Fonds voor de hele gezondheidssector
Gaat de VKG nu op zijn lauweren rusten? “Neen,” klinkt het kordaat. “Wij zijn altijd een voortrekker geweest en willen dat ook in de toekomst blijven. Ondertussen is de wet op de aanvullende pensioenen goedgekeurd, waardoor het makkelijker wordt om binnen één sector aan pensioenvorming te doen op basis van kapitalisatie én gekoppeld aan solidariteit. Wel, wij waren eigenlijk een sectorfonds avant la lettre. Ik zie dat men qua aanvullende pensioenen ons voorbeeld volgt: wij staan open voor concurrentie met een kleine c. In de eerste pijler ( nvdr – het wettelijke pensioen) is er geen competitie, in de derde pijler ( nvdr – het individuele pensioensparen) is er wel totale competitie, en dan heb je degenen die ertussen zitten. Die tweede pijler is een bijna gevestigde divisie met oog voor groepssolidariteit. Koppel daaraan een actief beheer en je bent op de goede weg. Veel fondsen uit de tweede pijler dreigen immers een slapende pensioenkas te worden.”

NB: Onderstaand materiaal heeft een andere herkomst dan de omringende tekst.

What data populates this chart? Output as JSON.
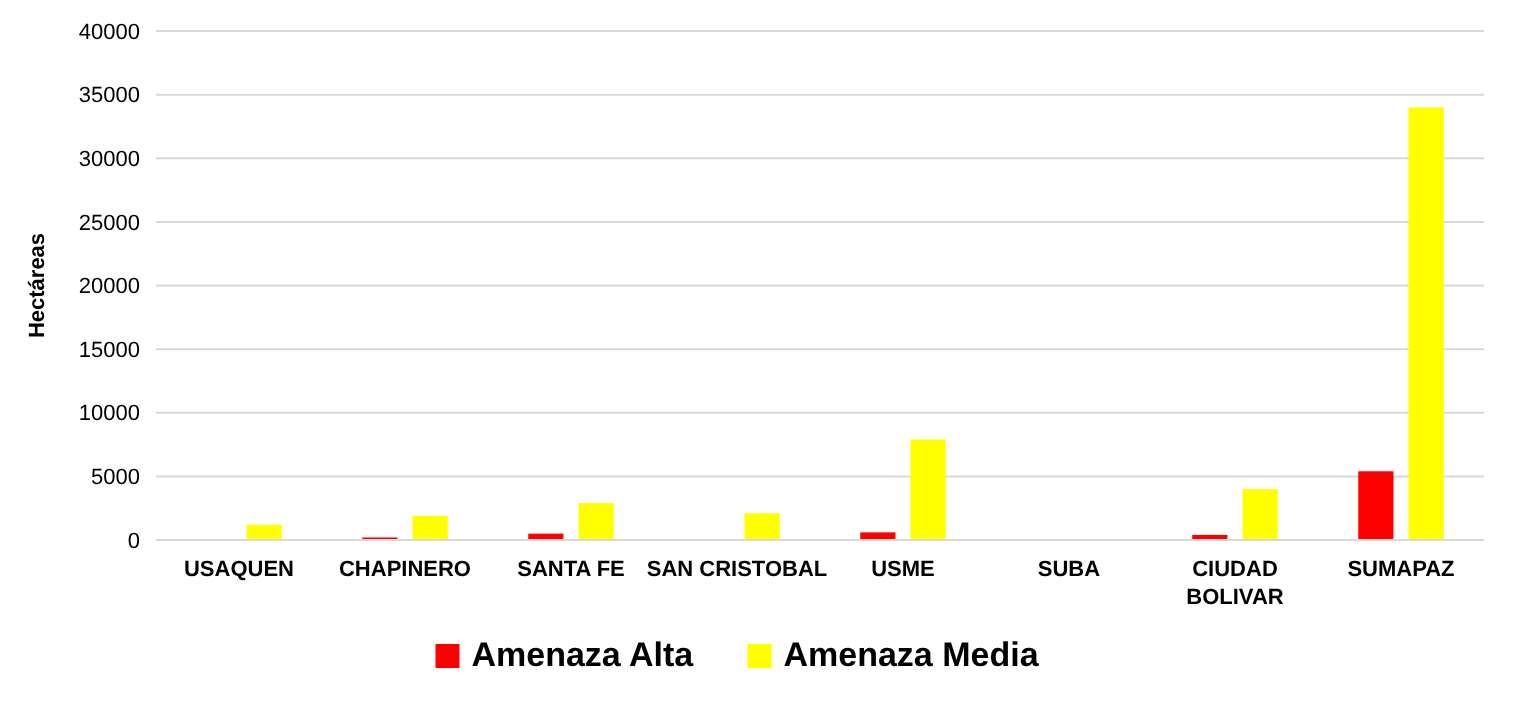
{
  "chart_data": {
    "type": "bar",
    "ylabel": "Hectáreas",
    "categories": [
      "USAQUEN",
      "CHAPINERO",
      "SANTA FE",
      "SAN CRISTOBAL",
      "USME",
      "SUBA",
      "CIUDAD BOLIVAR",
      "SUMAPAZ"
    ],
    "series": [
      {
        "name": "Amenaza Alta",
        "color": "#ff0000",
        "values": [
          0,
          200,
          500,
          0,
          600,
          0,
          400,
          5400
        ]
      },
      {
        "name": "Amenaza Media",
        "color": "#ffff00",
        "values": [
          1200,
          1900,
          2900,
          2100,
          7900,
          0,
          4000,
          34000
        ]
      }
    ],
    "ylim": [
      0,
      40000
    ],
    "yticks": [
      0,
      5000,
      10000,
      15000,
      20000,
      25000,
      30000,
      35000,
      40000
    ],
    "grid": "y",
    "legend": "bottom"
  }
}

En dat is precies wat de VKG te allen prijze wil vermijden. Integendeel, het wil de komende jaren een centrale rol spelen in de pensioenvorming voor de hele gezondheidssector. Dat moet gebeuren via het vorig jaar opgerichte dienstenplatform Amonis, dat op alle beroepen uit de gezondheidssector mikt. Het platform bestaat uit een coöperatieve vennootschap (Amonis), een onderlinge verzekeringsvereniging ( Amonis Life) en een beleggingsvennootschap met Veranderlijk Kapitaal ( Amonis Bevek).
Op die manier wordt de knowhow van vermogensbeheer, administratie en actuariële studie waarover de VKG beschikt ten dienste gesteld van de gezondheidssector. “Het sluit aan bij wat minister van Pensioenen Frank Vandenbroucke(SP.A) onder ‘de democratisering van de aanvullende pensioenen’ verstaat. Amonis telt minstens 150.000 potentiële leden, gaande van verplegers via diëtisten tot zelfs het administratief personeel van ziekenhuizen. Met Amonis als eerste niet-bancaire bevek treedt de VKG openlijk in concurrentie met beveks of beleggingsfondsen van banken en beursvennootschappen, ook al een novum.”
De Amonis-bevek telt negen compartimenten. Zeven ervan investeren elk in een andere categorie aandelen, met iedere keer een verschillende risicograad. Twee compartimenten beleggen in vastrentend papier. Er is dus zowel keuze voor wie veel of wie weinig risico wil nemen. Stroobants: “Het is ook mogelijk om naar andere compartimenten over te stappen. Ook heeft de VKG voor de verschillende compartimenten andere topadviseurs en beheerders aangesproken. En wat de transparantie betreft, sluit Amonis aan bij wat we met de VKG doen: geen weggemoffelde kosten via funds of funds bijvoorbeeld.”
Alain Mouton [{ssquf}], amouton@trends.be
De Voorzorgskas voor Geneesheren wil de komende jaren een centrale rol spelen in de pensioenvorming van de hele gezondheidssector.
Met zijn vorig jaar opgerichte dienstenplatform Amonis mikt de Voorzorgskas op 150.000 potentiële leden.